The material before the Arbitrator discloses, beyond controversy, that the grievor arrived for work on May 31, 1991, that he smelled of alcohol and that when he was asked whether he would be able to pass a breathalizer test he expressed some doubt as to whether he could. It is also not disputed that this was the second occasion that the grievor had appeared for work affected by alcohol. The first transpired on August 10, 1990, an offence in respect of which he was assessed ten demerits.

It is also not disputed that on May 22, 1991 Mr. McIvor used loud and offensive language in dealing with a member of the public whose vehicle was blocked by his delivery truck. He did so within the hearing of a delivery customer, with a sufficient degree of loudness to cause the customer to write a letter of complaint to the Company stating that both it and its clients were disturbed by his actions. The records reveals that the grievor had been disciplined for a number of prior incidents involving rudeness, the most recent being April 2, 1991, some seven weeks prior to the incident at hand. At the time of the two incidents which are the subject of this grievance Mr. McIvor had fifty-five demerits against his record.

In his defence counsel for the Union stresses that Mr. McIvor has an accident free driving record of some six years. He submits that the evidence does not disclose that he was impaired at the time he came to work on May 31, 1991, but rather that he had been drinking the night before and still smelled somewhat of beer. He also argues that the incident involving the motorist was exaggerated in the letter of complaint filed by the customer. Additionally, Counsel stresses that the grievor has been the subject of bad treatment by supervisors in the past, which he characterizes as harassment, and that he was once denied access to professional assistance for his stress and temper problems through the Company's Employee Assistance Program. Counsel further emphasizes the candour of the grievor in admitting his error in both incidents in question.
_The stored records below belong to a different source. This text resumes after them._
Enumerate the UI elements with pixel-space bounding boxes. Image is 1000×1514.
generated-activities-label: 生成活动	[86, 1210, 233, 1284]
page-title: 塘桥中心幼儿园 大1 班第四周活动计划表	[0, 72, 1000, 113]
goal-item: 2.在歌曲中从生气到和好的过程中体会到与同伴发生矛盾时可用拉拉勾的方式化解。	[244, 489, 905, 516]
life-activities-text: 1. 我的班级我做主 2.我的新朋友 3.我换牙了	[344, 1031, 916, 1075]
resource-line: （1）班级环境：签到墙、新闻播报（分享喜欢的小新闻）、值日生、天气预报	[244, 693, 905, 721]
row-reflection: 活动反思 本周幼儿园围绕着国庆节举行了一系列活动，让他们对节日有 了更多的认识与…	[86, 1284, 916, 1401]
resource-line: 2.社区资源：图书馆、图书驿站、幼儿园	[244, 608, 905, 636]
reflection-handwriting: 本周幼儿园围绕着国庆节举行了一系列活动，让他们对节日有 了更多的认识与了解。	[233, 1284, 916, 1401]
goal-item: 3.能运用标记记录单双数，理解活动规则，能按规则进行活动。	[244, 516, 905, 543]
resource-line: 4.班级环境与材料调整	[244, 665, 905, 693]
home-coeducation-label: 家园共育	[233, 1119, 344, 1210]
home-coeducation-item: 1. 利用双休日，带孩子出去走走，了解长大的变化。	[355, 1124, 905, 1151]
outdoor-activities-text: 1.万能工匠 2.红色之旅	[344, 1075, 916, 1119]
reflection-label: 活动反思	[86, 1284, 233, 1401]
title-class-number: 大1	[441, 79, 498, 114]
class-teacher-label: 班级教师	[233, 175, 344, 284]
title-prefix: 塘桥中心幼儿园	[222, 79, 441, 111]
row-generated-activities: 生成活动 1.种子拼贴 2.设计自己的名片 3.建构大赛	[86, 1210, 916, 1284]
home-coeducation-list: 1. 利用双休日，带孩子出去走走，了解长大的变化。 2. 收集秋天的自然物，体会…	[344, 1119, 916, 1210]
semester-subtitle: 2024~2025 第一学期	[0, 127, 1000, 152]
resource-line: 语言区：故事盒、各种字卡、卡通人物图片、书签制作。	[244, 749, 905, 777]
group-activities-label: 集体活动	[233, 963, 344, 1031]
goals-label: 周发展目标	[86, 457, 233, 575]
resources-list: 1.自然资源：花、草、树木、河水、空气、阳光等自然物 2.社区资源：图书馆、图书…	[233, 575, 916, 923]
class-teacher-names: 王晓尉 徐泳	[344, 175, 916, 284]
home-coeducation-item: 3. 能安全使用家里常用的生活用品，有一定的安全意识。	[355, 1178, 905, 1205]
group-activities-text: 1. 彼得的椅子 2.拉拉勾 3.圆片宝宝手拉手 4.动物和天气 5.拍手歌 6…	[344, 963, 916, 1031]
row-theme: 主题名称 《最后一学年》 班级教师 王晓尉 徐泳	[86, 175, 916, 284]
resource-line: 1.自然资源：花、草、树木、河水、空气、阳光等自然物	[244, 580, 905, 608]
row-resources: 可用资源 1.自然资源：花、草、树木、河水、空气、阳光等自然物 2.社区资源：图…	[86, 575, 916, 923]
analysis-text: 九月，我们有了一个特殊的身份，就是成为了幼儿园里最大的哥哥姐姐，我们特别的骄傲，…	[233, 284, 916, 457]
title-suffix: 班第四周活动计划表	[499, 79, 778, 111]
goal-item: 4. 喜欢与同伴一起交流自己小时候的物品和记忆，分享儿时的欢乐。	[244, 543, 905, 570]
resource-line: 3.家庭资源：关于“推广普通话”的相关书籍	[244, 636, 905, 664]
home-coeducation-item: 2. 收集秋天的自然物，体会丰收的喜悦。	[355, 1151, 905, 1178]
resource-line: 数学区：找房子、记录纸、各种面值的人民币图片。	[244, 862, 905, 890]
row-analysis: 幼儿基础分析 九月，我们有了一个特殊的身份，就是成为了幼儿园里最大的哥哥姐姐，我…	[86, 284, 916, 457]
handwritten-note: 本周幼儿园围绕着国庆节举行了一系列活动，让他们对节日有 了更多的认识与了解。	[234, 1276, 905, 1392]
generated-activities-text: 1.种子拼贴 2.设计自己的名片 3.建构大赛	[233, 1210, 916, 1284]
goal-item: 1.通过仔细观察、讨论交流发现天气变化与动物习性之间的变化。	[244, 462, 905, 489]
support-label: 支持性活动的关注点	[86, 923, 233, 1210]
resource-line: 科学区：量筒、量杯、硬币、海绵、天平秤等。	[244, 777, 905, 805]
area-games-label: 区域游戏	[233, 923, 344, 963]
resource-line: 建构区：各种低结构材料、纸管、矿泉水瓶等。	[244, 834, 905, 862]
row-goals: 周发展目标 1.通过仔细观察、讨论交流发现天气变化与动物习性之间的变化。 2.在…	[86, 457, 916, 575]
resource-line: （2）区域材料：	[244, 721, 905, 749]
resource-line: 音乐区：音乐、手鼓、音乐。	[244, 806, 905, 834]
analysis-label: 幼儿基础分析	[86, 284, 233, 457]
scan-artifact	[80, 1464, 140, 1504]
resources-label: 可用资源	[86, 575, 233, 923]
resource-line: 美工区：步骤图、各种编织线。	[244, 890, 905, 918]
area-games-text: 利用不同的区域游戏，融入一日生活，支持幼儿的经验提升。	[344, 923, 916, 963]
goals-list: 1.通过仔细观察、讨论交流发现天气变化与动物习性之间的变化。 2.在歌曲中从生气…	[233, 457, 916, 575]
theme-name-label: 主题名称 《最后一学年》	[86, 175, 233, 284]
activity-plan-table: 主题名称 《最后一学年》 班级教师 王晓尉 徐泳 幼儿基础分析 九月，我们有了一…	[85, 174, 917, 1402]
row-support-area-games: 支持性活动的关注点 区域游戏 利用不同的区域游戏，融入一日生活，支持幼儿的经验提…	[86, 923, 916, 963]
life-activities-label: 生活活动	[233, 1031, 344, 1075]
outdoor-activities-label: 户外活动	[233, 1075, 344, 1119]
Apart from Mr. McIvor's candour, and his accident free record, there are few mitigating circumstances which weigh in his favour in the instant case. As an employee with fifty-five demerits he knew, or reasonably should have known, that any culminating incident of substance would be sufficient to place him in a dismissable position. Having previously been discharged for a disciplinary infraction, and subsequently reinstated, subject to a lengthy suspension, by an order of this Office (CROA 1552), Mr. McIvor is no stranger to the Brown System of discipline and the ultimate impact of a dismissal. Notwithstanding that, his infractions in both instances are recidivist in nature. In the circumstances the Arbitrator must have grave doubts about the rehabilitative value of a reduced penalty. On the whole, the evidence discloses an employee with a tendency to be a repeat offender who has not brought his conduct into line with the Company's rules and generally accepted norms of behaviour, notwithstanding the application of progressive discipline and repeated efforts by the employer aimed at his rehabilitation.

In all of the circumstances the Arbitrator can see no reason to exercise his discretion to substitute a lesser penalty. That conclusion is all the more compelling where, as in the instant case, even a reduction to five demerits would still leave the grievor in a dismissable position. For the foregoing reasons the grievance must be dismissed.